Figure 3.

Characterization and neutralization of D1 on cell migration using wound healing analysis. (A) A confluent monolayer of cells was maintained in the medium with an insert generating a wound. Inhibition of SK-MEL-28 cell migration was measured when the disintegrin was added to tissue culture media. SK-MEL-28 cell lines were incubated with D1 (0.5 mg/mL) for 24 h. Cells were allowed to migrate and were monitored at 0 h, 6 h, 15 h, and 24 h at 37 °C. Untreated cells with PBS were used as a control. Results are expressed as cell closure percentage relative to the PBS control, $\overline{X}$ ± SD (n = 3).

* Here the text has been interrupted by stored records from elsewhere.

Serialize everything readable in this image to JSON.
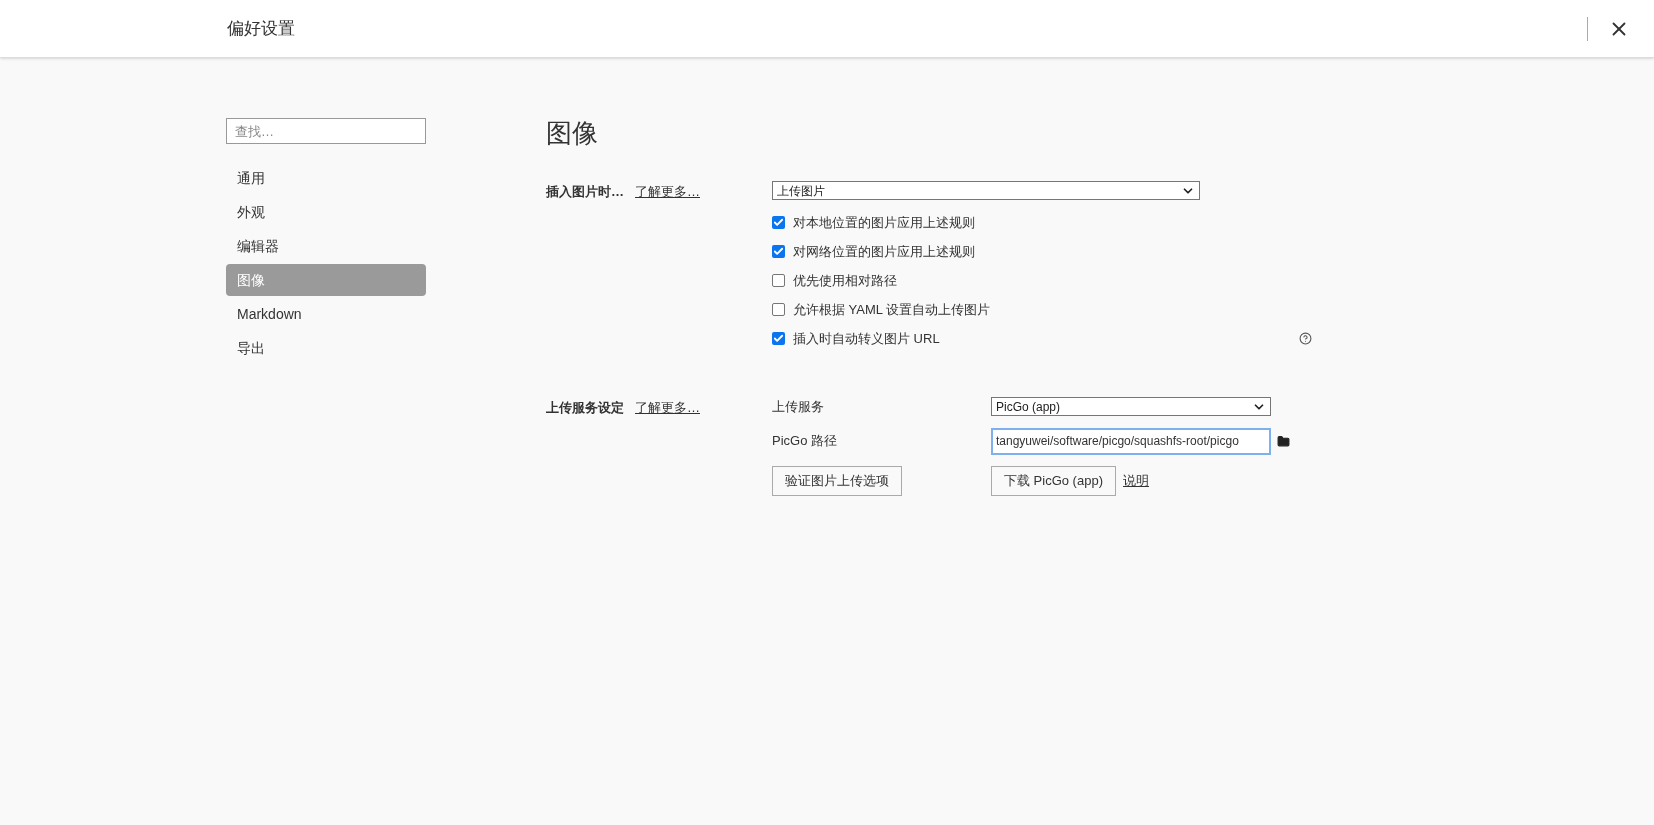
{
  "window": {
    "title": "偏好设置"
  },
  "sidebar": {
    "search": {
      "placeholder": "查找…"
    },
    "items": [
      {
        "label": "通用",
        "selected": false
      },
      {
        "label": "外观",
        "selected": false
      },
      {
        "label": "编辑器",
        "selected": false
      },
      {
        "label": "图像",
        "selected": true
      },
      {
        "label": "Markdown",
        "selected": false
      },
      {
        "label": "导出",
        "selected": false
      }
    ]
  },
  "content": {
    "heading": "图像",
    "insert_section": {
      "label": "插入图片时…",
      "link": "了解更多…",
      "select": {
        "value": "上传图片"
      },
      "options": [
        {
          "label": "对本地位置的图片应用上述规则",
          "checked": true
        },
        {
          "label": "对网络位置的图片应用上述规则",
          "checked": true
        },
        {
          "label": "优先使用相对路径",
          "checked": false
        },
        {
          "label": "允许根据 YAML 设置自动上传图片",
          "checked": false
        },
        {
          "label": "插入时自动转义图片 URL",
          "checked": true
        }
      ]
    },
    "upload_section": {
      "label": "上传服务设定",
      "link": "了解更多…",
      "service": {
        "label": "上传服务",
        "value": "PicGo (app)"
      },
      "path": {
        "label": "PicGo 路径",
        "value": "tangyuwei/software/picgo/squashfs-root/picgo"
      },
      "verify_button": "验证图片上传选项",
      "download_button": "下载 PicGo (app)",
      "help_link": "说明"
    }
  }
}
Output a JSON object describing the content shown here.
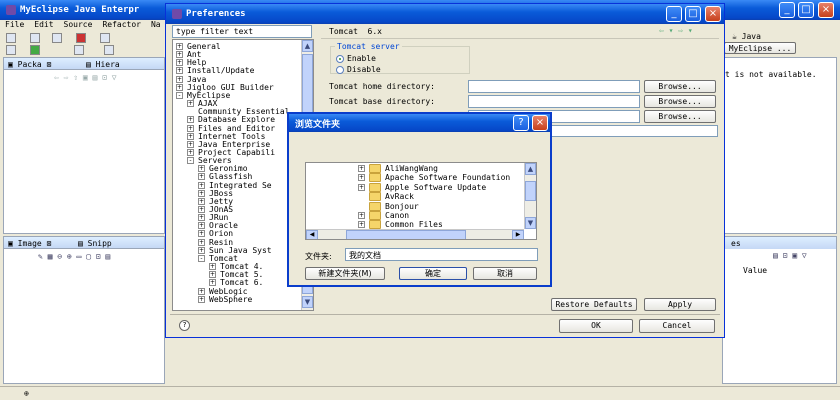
{
  "main_window": {
    "title": "MyEclipse Java Enterpr",
    "menu": [
      "File",
      "Edit",
      "Source",
      "Refactor",
      "Na"
    ],
    "left_tabs": [
      "Packa",
      "Hiera"
    ],
    "bottom_tabs": [
      "Image",
      "Snipp"
    ],
    "right": {
      "perspective_label": "Java",
      "perspective_btn": "MyEclipse ...",
      "outline_msg": "t is not available.",
      "props_tab": "es",
      "value_header": "Value"
    }
  },
  "prefs": {
    "title": "Preferences",
    "filter_value": "type filter text",
    "page_title": "Tomcat  6.x",
    "tree": [
      {
        "label": "General",
        "indent": 0,
        "exp": "+"
      },
      {
        "label": "Ant",
        "indent": 0,
        "exp": "+"
      },
      {
        "label": "Help",
        "indent": 0,
        "exp": "+"
      },
      {
        "label": "Install/Update",
        "indent": 0,
        "exp": "+"
      },
      {
        "label": "Java",
        "indent": 0,
        "exp": "+"
      },
      {
        "label": "Jigloo GUI Builder",
        "indent": 0,
        "exp": "+"
      },
      {
        "label": "MyEclipse",
        "indent": 0,
        "exp": "-"
      },
      {
        "label": "AJAX",
        "indent": 1,
        "exp": "+"
      },
      {
        "label": "Community Essential",
        "indent": 1,
        "exp": ""
      },
      {
        "label": "Database Explore",
        "indent": 1,
        "exp": "+"
      },
      {
        "label": "Files and Editor",
        "indent": 1,
        "exp": "+"
      },
      {
        "label": "Internet Tools",
        "indent": 1,
        "exp": "+"
      },
      {
        "label": "Java Enterprise",
        "indent": 1,
        "exp": "+"
      },
      {
        "label": "Project Capabili",
        "indent": 1,
        "exp": "+"
      },
      {
        "label": "Servers",
        "indent": 1,
        "exp": "-"
      },
      {
        "label": "Geronimo",
        "indent": 2,
        "exp": "+"
      },
      {
        "label": "Glassfish",
        "indent": 2,
        "exp": "+"
      },
      {
        "label": "Integrated Se",
        "indent": 2,
        "exp": "+"
      },
      {
        "label": "JBoss",
        "indent": 2,
        "exp": "+"
      },
      {
        "label": "Jetty",
        "indent": 2,
        "exp": "+"
      },
      {
        "label": "JOnAS",
        "indent": 2,
        "exp": "+"
      },
      {
        "label": "JRun",
        "indent": 2,
        "exp": "+"
      },
      {
        "label": "Oracle",
        "indent": 2,
        "exp": "+"
      },
      {
        "label": "Orion",
        "indent": 2,
        "exp": "+"
      },
      {
        "label": "Resin",
        "indent": 2,
        "exp": "+"
      },
      {
        "label": "Sun Java Syst",
        "indent": 2,
        "exp": "+"
      },
      {
        "label": "Tomcat",
        "indent": 2,
        "exp": "-"
      },
      {
        "label": "Tomcat  4.",
        "indent": 3,
        "exp": "+"
      },
      {
        "label": "Tomcat  5.",
        "indent": 3,
        "exp": "+"
      },
      {
        "label": "Tomcat  6.",
        "indent": 3,
        "exp": "+"
      },
      {
        "label": "WebLogic",
        "indent": 2,
        "exp": "+"
      },
      {
        "label": "WebSphere",
        "indent": 2,
        "exp": "+"
      }
    ],
    "server_group": "Tomcat server",
    "enable": "Enable",
    "disable": "Disable",
    "home_dir": "Tomcat home directory:",
    "base_dir": "Tomcat base directory:",
    "browse": "Browse...",
    "restore": "Restore Defaults",
    "apply": "Apply",
    "ok": "OK",
    "cancel": "Cancel",
    "help_icon": "help-icon"
  },
  "folder_dialog": {
    "title": "浏览文件夹",
    "help": "?",
    "close": "×",
    "folders": [
      {
        "label": "AliWangWang",
        "exp": "+"
      },
      {
        "label": "Apache Software Foundation",
        "exp": "+"
      },
      {
        "label": "Apple Software Update",
        "exp": "+"
      },
      {
        "label": "AvRack",
        "exp": ""
      },
      {
        "label": "Bonjour",
        "exp": ""
      },
      {
        "label": "Canon",
        "exp": "+"
      },
      {
        "label": "Common Files",
        "exp": "+"
      }
    ],
    "folder_label": "文件夹:",
    "folder_value": "我的文档",
    "new_folder": "新建文件夹(M)",
    "ok": "确定",
    "cancel": "取消"
  }
}
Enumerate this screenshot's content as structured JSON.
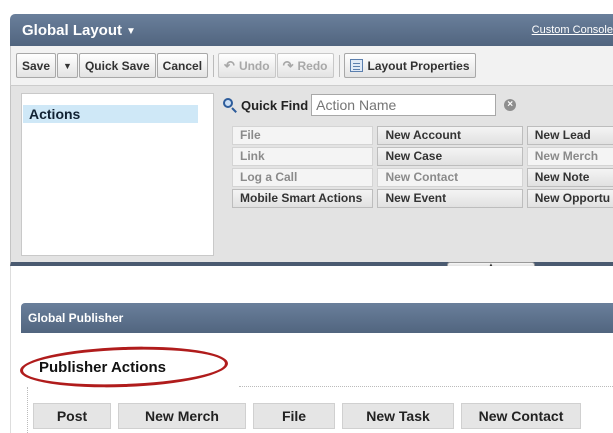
{
  "header": {
    "title": "Global Layout",
    "custom_console_link": "Custom Console"
  },
  "toolbar": {
    "save_label": "Save",
    "quick_save_label": "Quick Save",
    "cancel_label": "Cancel",
    "undo_label": "Undo",
    "redo_label": "Redo",
    "layout_properties_label": "Layout Properties"
  },
  "palette": {
    "categories": [
      "Actions"
    ],
    "quick_find": {
      "label": "Quick Find",
      "placeholder": "Action Name"
    },
    "items": [
      [
        "File",
        "New Account",
        "New Lead"
      ],
      [
        "Link",
        "New Case",
        "New Merch"
      ],
      [
        "Log a Call",
        "New Contact",
        "New Note"
      ],
      [
        "Mobile Smart Actions",
        "New Event",
        "New Opportu"
      ]
    ],
    "used_items": [
      "File",
      "Link",
      "Log a Call",
      "New Contact",
      "New Merch"
    ]
  },
  "global_publisher": {
    "title": "Global Publisher",
    "section_title": "Publisher Actions",
    "actions": [
      "Post",
      "New Merch",
      "File",
      "New Task",
      "New Contact"
    ]
  },
  "icons": {
    "dropdown": "chevron-down-icon",
    "undo": "undo-icon",
    "redo": "redo-icon",
    "layout_properties": "layout-properties-icon",
    "search": "magnifier-icon",
    "clear": "clear-icon"
  },
  "colors": {
    "header_bg": "#5b6f8a",
    "selected_category_bg": "#cfe8f7",
    "highlight_oval": "#b01c1c"
  }
}
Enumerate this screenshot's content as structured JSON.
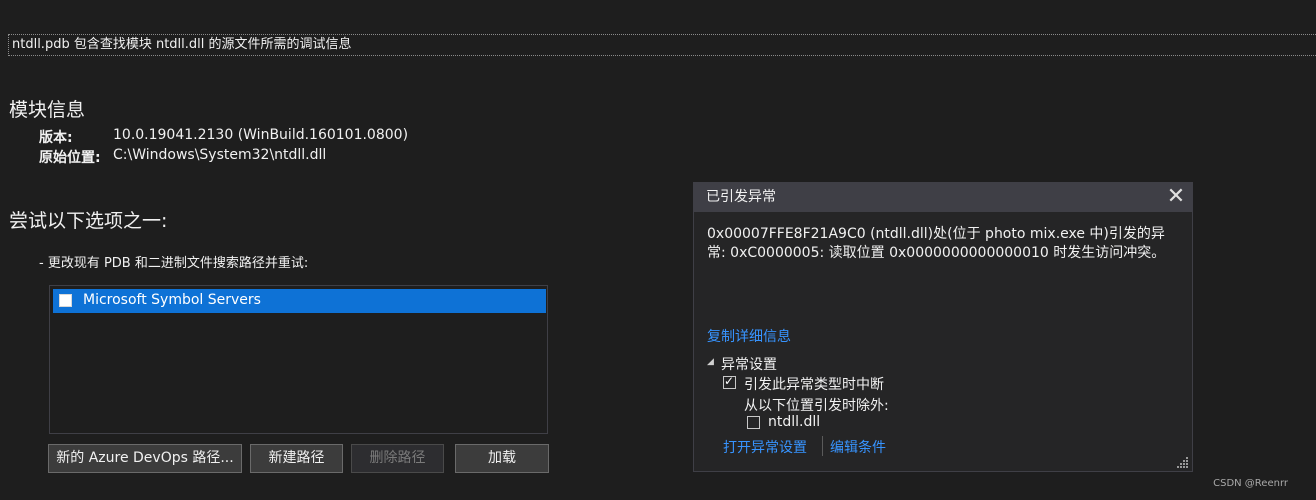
{
  "banner": {
    "text": "ntdll.pdb 包含查找模块 ntdll.dll 的源文件所需的调试信息"
  },
  "module_info": {
    "heading": "模块信息",
    "version_label": "版本:",
    "version_value": "10.0.19041.2130 (WinBuild.160101.0800)",
    "location_label": "原始位置:",
    "location_value": "C:\\Windows\\System32\\ntdll.dll"
  },
  "options": {
    "heading": "尝试以下选项之一:",
    "item_text": "-  更改现有 PDB 和二进制文件搜索路径并重试:",
    "paths": [
      {
        "label": "Microsoft Symbol Servers",
        "checked": false,
        "selected": true
      }
    ],
    "buttons": {
      "azure": "新的 Azure DevOps 路径...",
      "new_path": "新建路径",
      "delete_path": "删除路径",
      "load": "加载"
    }
  },
  "exception": {
    "title": "已引发异常",
    "message": "0x00007FFE8F21A9C0 (ntdll.dll)处(位于 photo mix.exe 中)引发的异常: 0xC0000005: 读取位置 0x0000000000000010 时发生访问冲突。",
    "copy_details": "复制详细信息",
    "settings_header": "异常设置",
    "break_label": "引发此异常类型时中断",
    "break_checked": true,
    "except_label": "从以下位置引发时除外:",
    "except_item": "ntdll.dll",
    "except_item_checked": false,
    "open_settings": "打开异常设置",
    "edit_conditions": "编辑条件"
  },
  "watermark": "CSDN @Reenrr",
  "colors": {
    "accent": "#0e72d6",
    "link": "#3794ff",
    "background": "#1e1e1e"
  }
}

The extent of wound closure was quantified by multiple measurements of the width of the scratched area. (B) Quantification of inhibition of cell migration by snake venom a disintegrins. (C) Wound healing analysis using anti-disintegrin to neutralize the inhibition of cell migration of SK-MEL-28 cells was measured when the disintegrin was mixed with anti-disintegrin antibody and added to tissue culture media. A confluent monolayer of cells was maintained in the medium with an insert to leave a wound. The cultures were allowed to migrate for 24 h at 37 °C in the presence of disintegrin and disintegrins mixed with anti-disintegrin antibody. D1 (0.5 mg/mL) was pre-incubated with anti-disintegrin for 30 min. The samples were then added to SK-MEL-28 cells and incubated for 24 h. The extent of wound closure was quantified by multiple measurements as described in (A). (D) Quantification of inhibition of disintegrin activity by anti-disintegrin. Results are expressed as cell closure percentage relative to the PBS control, $\overline{X}$ ± SD (n = 3).